The most effective recourse a sponsor has to get his/her bill to the floor is to get the Rules Committee to issue a special rule directing the House to consider it. If the rule is brought to the House floor and the House approves it, then the bill is considered under the provision of the Rule. But of course, the Rules Committee is merely an arm of the Speaker and the House Leadership and in the 109th Congress they were the Republicans. Now if this sounds convoluted, it is, but bear with the process and the logic.

H. Res. 614 was therefore submitted on 12/15/2005 and immediately referred to the Rules Committee – and there it stayed – bottled up.

So now we have the original bill buried in the jurisdictional subcommittee and the rule to get the bill to the floor buried in the Rules Committee.

What’s a sponsor to do?

The House is where the majority rules. Majority meaning 218 members regardless of party. The mechanism to get a bill past recalcitrant committee chairmen is the Discharge Petition. A Motion for Discharge, to remove the Rules Committee from considering HR 614 and bring it directly to the floor, was filed on 2/28/2006. It only got 192 supporters, among them Republicans Jim Leach (R-IA) and Christopher Shays (R-CT), so it never got to the floor for a vote.
Opinion:

This is where is takes courage, leadership and commitment. It shows the real intentions of the representative. Obviously, HR 2 had overwhelming support (315 to 116) - and likewise, so would have HR 2429 in 2006. The only thing stopping action in 2006 was failure to get enough signatures on the Discharge Petition and get it out of committee.

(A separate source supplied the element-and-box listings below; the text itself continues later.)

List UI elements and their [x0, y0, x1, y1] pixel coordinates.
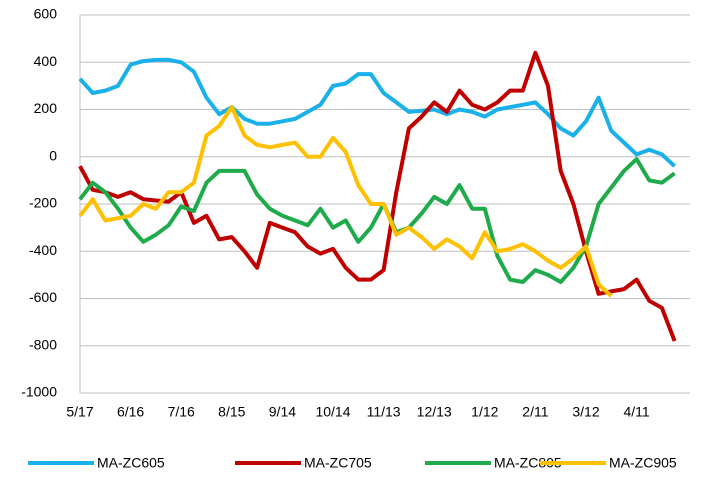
legend-label: MA-ZC605 — [97, 455, 165, 471]
y-tick-label: -600 — [29, 289, 57, 305]
legend-label: MA-ZC905 — [609, 455, 677, 471]
series-line — [78, 157, 676, 284]
x-tick-label: 7/16 — [168, 404, 195, 420]
series-line — [78, 105, 613, 298]
x-tick-label: 8/15 — [218, 404, 245, 420]
y-tick-label: 400 — [34, 53, 58, 69]
x-tick-label: 9/14 — [269, 404, 296, 420]
y-tick-label: 0 — [49, 147, 57, 163]
series-line — [78, 57, 676, 168]
x-tick-label: 11/13 — [367, 404, 401, 420]
x-tick-label: 5/17 — [66, 404, 93, 420]
x-tick-label: 10/14 — [315, 404, 350, 420]
y-tick-label: -800 — [29, 336, 57, 352]
x-tick-label: 6/16 — [117, 404, 144, 420]
x-tick-label: 4/11 — [623, 404, 649, 420]
legend-label: MA-ZC705 — [304, 455, 372, 471]
x-tick-label: 3/12 — [572, 404, 599, 420]
y-tick-label: 200 — [34, 100, 58, 116]
y-tick-label: 600 — [34, 6, 58, 22]
legend-label: MA-ZC805 — [494, 455, 562, 471]
y-tick-label: -200 — [29, 195, 57, 211]
series-line — [78, 50, 677, 342]
y-tick-label: -400 — [29, 242, 57, 258]
y-tick-label: -1000 — [21, 384, 57, 400]
x-tick-label: 1/12 — [471, 404, 498, 420]
x-tick-label: 2/11 — [522, 404, 548, 420]
x-tick-label: 12/13 — [417, 404, 452, 420]
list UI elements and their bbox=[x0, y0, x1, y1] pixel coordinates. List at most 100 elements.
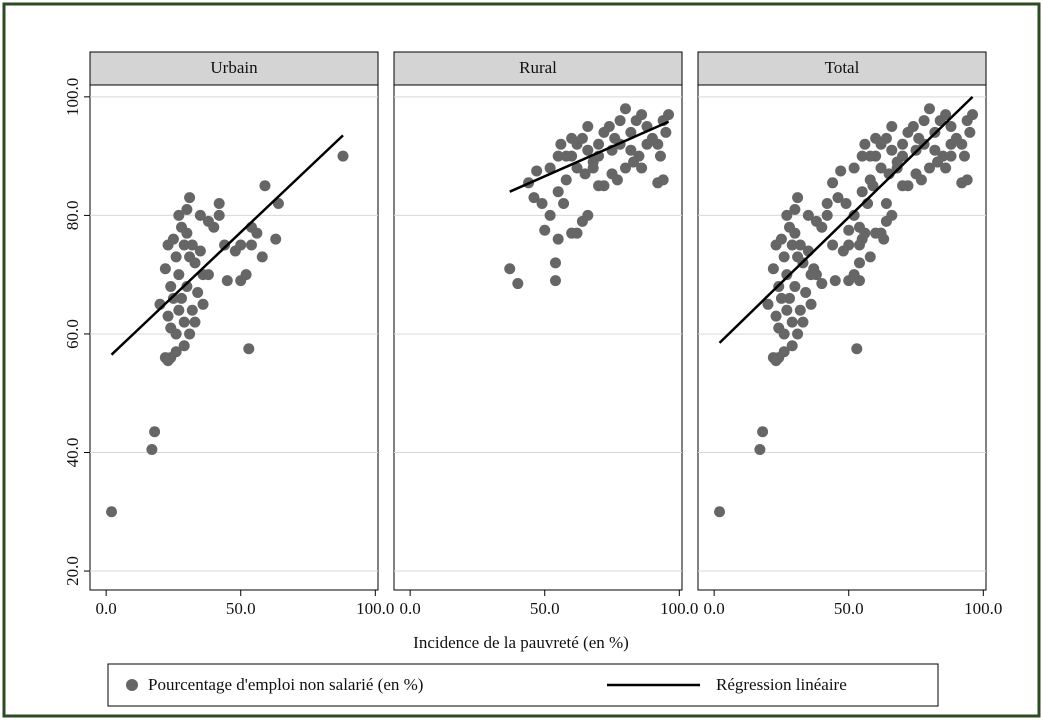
point bbox=[619, 103, 631, 115]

Mr. McHugh, follower that he is, conveniently ignored the petition. He wasn’t about to stand up to the leadership and President Bush. Instead, he backed the Estate Tax and Extension of Tax Relief Act to which the minimum wage provision (phased in over a longer period of time) was attached. The effect of the bill was to make the Estate Tax Repeal permanent past 2011. It was Dead on Arrival in the Senate and every congressman knew it. The Estate Tax repeal would not become permanent and there would be no increase in the minimum wage.

So there it is again. Parliamentary maneuvering to disguise your real intentions from the voters. Why did a pure minimum wage bill have to wait until the Democrats took over? If he were really committed to the minimum wage why didn’t he sign the discharge petition in 2006 and get 24 more of his Republican colleagues who voted for HR 2 to sign also?

Andrew Jackson was right: “One man with courage makes a majority.”

*The Committee on Education and Labor was established on March 21, 1867 in the aftermath of the Civil War and the growth of American industry. On December 19, 1883, the Committee on Education and Labor was divided into two standing committees: Committee on Education and Committee on Labor. On January 2, 1947, the Legislative Reorganization Act again combined the Committees, renamed the Committee on Education and Labor. On January 4, 1995, the Committee was renamed the Committee on Economic and Educational Opportunities. On January 7, 1997, the Committee was renamed the Committee on Education and the Workforce. Finally, on January 4, 2007, the Committee adopted its original name: the Committee on Education and Labor.